By Leika Kihara
TOKYO (Reuters) – The Bank of Japan (BOJ) should consider allowing the longer end of the bond yield curve to move more flexibly even as it maintains ultra-loose monetary policy, Ranil Salgado, the International Monetary Fund’s Japan mission chief, said on Friday.
“Policy should remain accommodative for now,” Salgado told an online briefing, on Japan’s monetary policy. “Our advice has been (for the BOJ) to consider (allowing) greater flexibility at the longer-end yields,” he added.
The IMF sees two-sided risks to Japan’s inflation outlook with “upward surprises” coming from bigger-than-expected wage hikes from companies’ spring wage negotiations with unions, Salgado said.
Downside risks mainly stem from global factors with recent financial shocks, such as the collapse of U.S. banks, raising the prospect of a global recession and putting downward pressure on inflation including in Japan, he added.
Even without such risks on the inflation outlook, the BOJ should allow longer-term bond yields to move more flexibly to ease the strain on financial institutions, Salgado said.
By suppressing the shorter end of the curve such as three to five-year borrowing costs, the BOJ can keep offering sufficient support to the economy even if it allows longer-term interest rates to rise more, he added.

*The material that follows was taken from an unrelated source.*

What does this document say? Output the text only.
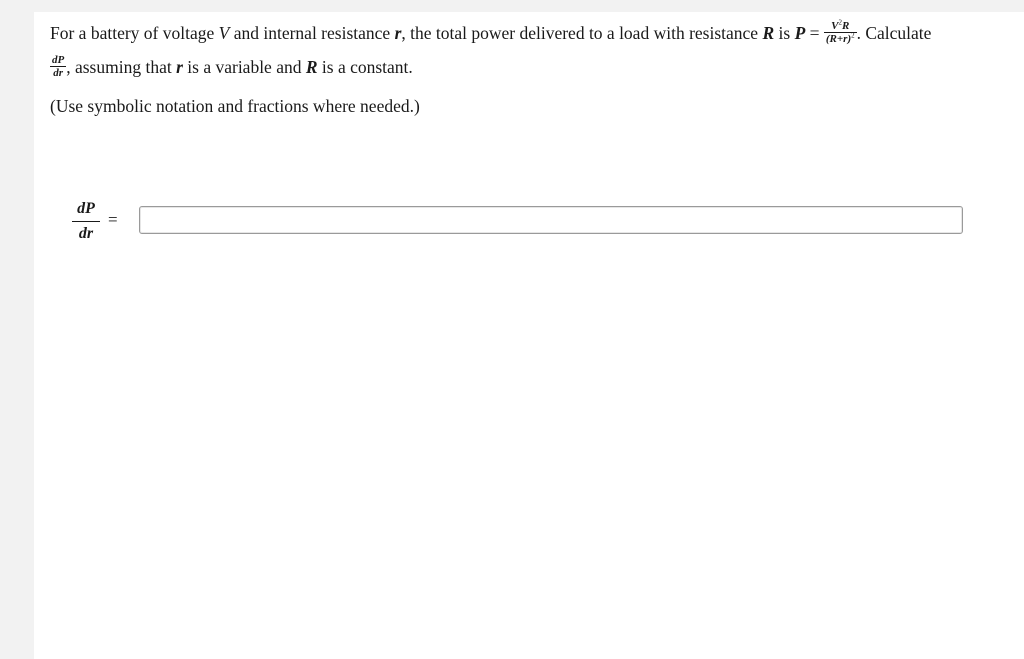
For a battery of voltage V and internal resistance r, the total power delivered to a load with resistance R is $P = \frac{V^2R}{(R+r)^2}$ . Calculate
$\frac{dP}{dr}$ , assuming that r is a variable and R is a constant.
(Use symbolic notation and fractions where needed.)
$\frac{dP}{dr}$ =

Under yield curve control (YCC), the BOJ guides short-term rates at -0.1% and the 10-year bond yield around 0%. Its huge bond buying to defend an implicit 0.5% cap set for the 10-year yield target has been criticised for distorting bond pricing and making the market dysfunctional by drying up liquidity.
Markets are rife with speculation the BOJ could tweak or end YCC to mitigate such side-effects when incoming Governor Kazuo Ueda takes the helm from Haruhiko Kuroda, whose term ends in April. The BOJ’s first policy meeting chaired by Ueda will be held on April 27-28.